In git literature is common to come across HEAD, HEAD^, and HEAD~N. Unfortunately, they usually don’t come with an explanation.

The Tree

G   H   I   J
 \ /     \ /
  D   E   F
   \  |  / \
    \ | /   |
     \|/    |
      B     C
       \   /
        \ /
         A

The illustration above, by Jon Loeliger, depicts a commit history tree.
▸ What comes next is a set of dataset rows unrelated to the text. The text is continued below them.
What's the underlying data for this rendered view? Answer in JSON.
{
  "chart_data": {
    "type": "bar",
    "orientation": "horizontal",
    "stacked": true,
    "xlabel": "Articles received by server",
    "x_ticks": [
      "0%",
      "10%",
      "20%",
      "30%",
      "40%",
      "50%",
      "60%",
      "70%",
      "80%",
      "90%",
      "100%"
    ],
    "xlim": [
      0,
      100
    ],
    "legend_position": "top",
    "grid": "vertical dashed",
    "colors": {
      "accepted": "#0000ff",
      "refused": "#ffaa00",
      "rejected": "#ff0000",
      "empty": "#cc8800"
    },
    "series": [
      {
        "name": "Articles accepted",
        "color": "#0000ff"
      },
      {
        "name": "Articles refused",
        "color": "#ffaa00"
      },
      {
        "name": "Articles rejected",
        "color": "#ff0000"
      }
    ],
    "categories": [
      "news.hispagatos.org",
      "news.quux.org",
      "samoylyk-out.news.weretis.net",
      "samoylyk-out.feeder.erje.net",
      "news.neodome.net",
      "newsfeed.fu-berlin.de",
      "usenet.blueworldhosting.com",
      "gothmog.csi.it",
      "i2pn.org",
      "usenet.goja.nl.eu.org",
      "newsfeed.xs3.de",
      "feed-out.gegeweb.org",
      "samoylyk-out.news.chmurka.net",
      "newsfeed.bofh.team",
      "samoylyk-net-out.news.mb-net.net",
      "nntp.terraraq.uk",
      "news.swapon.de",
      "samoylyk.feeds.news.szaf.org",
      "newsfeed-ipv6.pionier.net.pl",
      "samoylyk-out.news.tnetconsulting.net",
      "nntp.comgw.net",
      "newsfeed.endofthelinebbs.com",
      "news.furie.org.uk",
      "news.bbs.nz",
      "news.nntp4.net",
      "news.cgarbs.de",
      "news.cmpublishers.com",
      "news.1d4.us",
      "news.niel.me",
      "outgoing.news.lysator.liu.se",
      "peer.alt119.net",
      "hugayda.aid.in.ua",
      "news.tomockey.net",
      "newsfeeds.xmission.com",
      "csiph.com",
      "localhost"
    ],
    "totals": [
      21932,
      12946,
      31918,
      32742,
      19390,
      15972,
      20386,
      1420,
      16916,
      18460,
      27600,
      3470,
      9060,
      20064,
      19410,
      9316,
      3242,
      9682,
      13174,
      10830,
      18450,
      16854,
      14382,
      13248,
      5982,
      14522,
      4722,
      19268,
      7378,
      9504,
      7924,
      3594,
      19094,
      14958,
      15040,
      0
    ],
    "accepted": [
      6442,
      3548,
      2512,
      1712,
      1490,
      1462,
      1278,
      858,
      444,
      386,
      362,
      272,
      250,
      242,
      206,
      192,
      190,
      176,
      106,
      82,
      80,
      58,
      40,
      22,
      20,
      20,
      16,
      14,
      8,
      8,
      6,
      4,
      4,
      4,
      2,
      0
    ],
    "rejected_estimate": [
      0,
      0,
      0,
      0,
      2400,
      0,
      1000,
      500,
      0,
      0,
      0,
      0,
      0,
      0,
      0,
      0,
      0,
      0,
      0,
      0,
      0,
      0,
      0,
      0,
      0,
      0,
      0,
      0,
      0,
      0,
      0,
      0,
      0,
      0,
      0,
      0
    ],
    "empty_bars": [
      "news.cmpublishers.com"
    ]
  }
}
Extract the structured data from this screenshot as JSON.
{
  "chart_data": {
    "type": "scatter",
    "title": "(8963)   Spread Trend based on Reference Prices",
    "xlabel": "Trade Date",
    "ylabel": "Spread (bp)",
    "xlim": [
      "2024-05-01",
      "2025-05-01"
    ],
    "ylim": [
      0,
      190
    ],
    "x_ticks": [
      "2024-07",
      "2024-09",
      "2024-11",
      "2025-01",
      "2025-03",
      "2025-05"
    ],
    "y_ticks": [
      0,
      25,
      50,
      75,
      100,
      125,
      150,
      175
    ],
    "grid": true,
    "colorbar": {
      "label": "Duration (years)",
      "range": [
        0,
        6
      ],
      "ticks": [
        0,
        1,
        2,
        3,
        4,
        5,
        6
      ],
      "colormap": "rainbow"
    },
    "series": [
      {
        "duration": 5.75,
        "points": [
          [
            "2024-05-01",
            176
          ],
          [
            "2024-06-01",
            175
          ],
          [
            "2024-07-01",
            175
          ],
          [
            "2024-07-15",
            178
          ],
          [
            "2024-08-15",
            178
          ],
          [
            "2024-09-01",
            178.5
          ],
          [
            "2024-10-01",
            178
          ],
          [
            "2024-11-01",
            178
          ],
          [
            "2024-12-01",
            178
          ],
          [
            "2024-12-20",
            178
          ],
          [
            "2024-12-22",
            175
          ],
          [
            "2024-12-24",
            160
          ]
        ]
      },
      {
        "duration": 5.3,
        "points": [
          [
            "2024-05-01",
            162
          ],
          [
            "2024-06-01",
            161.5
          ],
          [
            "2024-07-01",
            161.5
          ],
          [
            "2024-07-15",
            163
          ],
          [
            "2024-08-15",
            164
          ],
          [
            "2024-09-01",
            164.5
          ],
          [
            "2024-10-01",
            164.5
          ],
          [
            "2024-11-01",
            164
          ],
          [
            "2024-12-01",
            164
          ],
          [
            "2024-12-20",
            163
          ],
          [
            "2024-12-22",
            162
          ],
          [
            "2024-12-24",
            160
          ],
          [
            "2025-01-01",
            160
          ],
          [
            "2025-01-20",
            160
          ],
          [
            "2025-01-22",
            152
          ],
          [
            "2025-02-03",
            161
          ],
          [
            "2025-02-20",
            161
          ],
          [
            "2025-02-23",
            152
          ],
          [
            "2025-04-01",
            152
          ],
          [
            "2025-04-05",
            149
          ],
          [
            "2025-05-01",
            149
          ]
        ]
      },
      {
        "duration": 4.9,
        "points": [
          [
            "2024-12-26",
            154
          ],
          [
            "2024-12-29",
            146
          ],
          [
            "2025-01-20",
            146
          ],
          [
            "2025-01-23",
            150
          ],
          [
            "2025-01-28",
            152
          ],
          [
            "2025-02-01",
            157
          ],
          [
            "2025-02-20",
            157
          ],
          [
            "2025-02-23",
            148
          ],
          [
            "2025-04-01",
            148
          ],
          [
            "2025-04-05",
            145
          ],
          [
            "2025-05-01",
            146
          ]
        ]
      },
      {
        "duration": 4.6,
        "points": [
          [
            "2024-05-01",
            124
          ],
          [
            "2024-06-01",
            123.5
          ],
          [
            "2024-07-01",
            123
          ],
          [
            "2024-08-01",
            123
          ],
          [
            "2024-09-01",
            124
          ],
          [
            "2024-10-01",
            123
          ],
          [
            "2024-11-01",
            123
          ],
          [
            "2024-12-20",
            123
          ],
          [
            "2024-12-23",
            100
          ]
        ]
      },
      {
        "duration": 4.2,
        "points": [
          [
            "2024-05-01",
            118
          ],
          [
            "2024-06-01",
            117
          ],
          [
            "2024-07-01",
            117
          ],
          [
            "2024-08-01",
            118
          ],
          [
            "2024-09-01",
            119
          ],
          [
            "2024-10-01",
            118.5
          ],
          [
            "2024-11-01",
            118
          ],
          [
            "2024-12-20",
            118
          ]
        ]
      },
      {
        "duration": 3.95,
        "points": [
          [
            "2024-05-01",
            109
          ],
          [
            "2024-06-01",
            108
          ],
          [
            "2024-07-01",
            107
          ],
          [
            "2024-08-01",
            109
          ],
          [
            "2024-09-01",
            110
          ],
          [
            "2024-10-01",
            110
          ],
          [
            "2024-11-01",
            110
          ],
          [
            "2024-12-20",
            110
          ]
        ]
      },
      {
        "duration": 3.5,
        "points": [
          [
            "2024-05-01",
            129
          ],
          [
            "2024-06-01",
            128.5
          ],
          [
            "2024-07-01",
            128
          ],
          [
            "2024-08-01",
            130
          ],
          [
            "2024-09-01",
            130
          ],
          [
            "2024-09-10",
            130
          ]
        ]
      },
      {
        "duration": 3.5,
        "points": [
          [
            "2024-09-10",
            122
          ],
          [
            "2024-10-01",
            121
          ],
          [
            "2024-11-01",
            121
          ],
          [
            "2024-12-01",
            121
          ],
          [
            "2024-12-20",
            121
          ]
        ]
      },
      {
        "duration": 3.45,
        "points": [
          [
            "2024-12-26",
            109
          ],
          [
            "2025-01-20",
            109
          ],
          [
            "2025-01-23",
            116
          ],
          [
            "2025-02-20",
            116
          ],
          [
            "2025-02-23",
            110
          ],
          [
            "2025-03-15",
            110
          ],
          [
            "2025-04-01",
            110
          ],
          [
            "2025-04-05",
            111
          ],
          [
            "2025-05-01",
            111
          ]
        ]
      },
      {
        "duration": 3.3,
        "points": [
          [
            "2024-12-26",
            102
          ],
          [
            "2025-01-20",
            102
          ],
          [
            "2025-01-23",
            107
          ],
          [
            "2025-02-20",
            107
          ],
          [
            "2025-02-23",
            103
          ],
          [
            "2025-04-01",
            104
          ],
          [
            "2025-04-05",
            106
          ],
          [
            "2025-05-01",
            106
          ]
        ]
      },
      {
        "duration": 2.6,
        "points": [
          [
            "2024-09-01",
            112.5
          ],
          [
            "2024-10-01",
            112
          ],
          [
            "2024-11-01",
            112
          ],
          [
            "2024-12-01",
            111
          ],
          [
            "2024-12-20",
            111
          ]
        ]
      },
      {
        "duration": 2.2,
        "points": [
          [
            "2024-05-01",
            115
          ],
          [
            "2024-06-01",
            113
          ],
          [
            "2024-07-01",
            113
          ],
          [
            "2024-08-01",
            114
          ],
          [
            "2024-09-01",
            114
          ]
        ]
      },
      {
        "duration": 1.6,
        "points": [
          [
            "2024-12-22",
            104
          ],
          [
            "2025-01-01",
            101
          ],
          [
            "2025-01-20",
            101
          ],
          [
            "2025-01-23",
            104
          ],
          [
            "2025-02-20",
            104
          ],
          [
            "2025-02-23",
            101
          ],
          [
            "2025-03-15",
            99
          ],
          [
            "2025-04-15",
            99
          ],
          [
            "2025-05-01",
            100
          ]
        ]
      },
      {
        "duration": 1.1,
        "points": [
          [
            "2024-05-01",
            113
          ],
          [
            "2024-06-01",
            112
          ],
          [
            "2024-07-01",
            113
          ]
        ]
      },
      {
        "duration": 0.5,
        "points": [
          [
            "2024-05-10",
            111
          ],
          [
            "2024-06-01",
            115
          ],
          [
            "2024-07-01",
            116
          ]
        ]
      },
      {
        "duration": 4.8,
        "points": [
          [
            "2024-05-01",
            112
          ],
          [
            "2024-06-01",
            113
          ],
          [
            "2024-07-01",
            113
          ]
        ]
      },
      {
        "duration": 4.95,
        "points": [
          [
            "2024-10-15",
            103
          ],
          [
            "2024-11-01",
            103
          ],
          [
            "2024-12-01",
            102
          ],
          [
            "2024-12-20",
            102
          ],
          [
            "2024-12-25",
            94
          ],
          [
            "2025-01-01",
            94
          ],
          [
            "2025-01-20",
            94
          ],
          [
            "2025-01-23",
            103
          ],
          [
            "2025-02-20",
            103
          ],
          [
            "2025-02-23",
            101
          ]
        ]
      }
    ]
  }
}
We can think about it as: (from A’s view point)

A = HEAD    = HEAD^0
B = HEAD^   = HEAD^1     = HEAD~1
C = HEAD^2  = HEAD^2
D = HEAD^^  = HEAD^1^1   = HEAD~2
E = B^2     = HEAD^^2
F = B^3     = HEAD^^3
G = HEAD^^^ = HEAD^1^1^1 = HEAD~3
H = D^2     = B^^2       = HEAD^^^2 = HEAD~2^2
I = F^      = B^3^       = HEAD^^3^
J = F^2     = B^3^2      = HEAD^^3^2

Where ^N stands for the Nth parent commit. That is, those commits immediately before it, regardless of branch of origin. ^1 can be shorten to ^. Each parent is indexed from left to right, and relative to it’s child.

~N abbreviates N contiguous ^1 parents. Which means, that set of commits forms a branch; like G-D-B-A above. We can think of it as HEAD’s N previous commits.

For more info read the specifying revision section on git-rev-parse(1).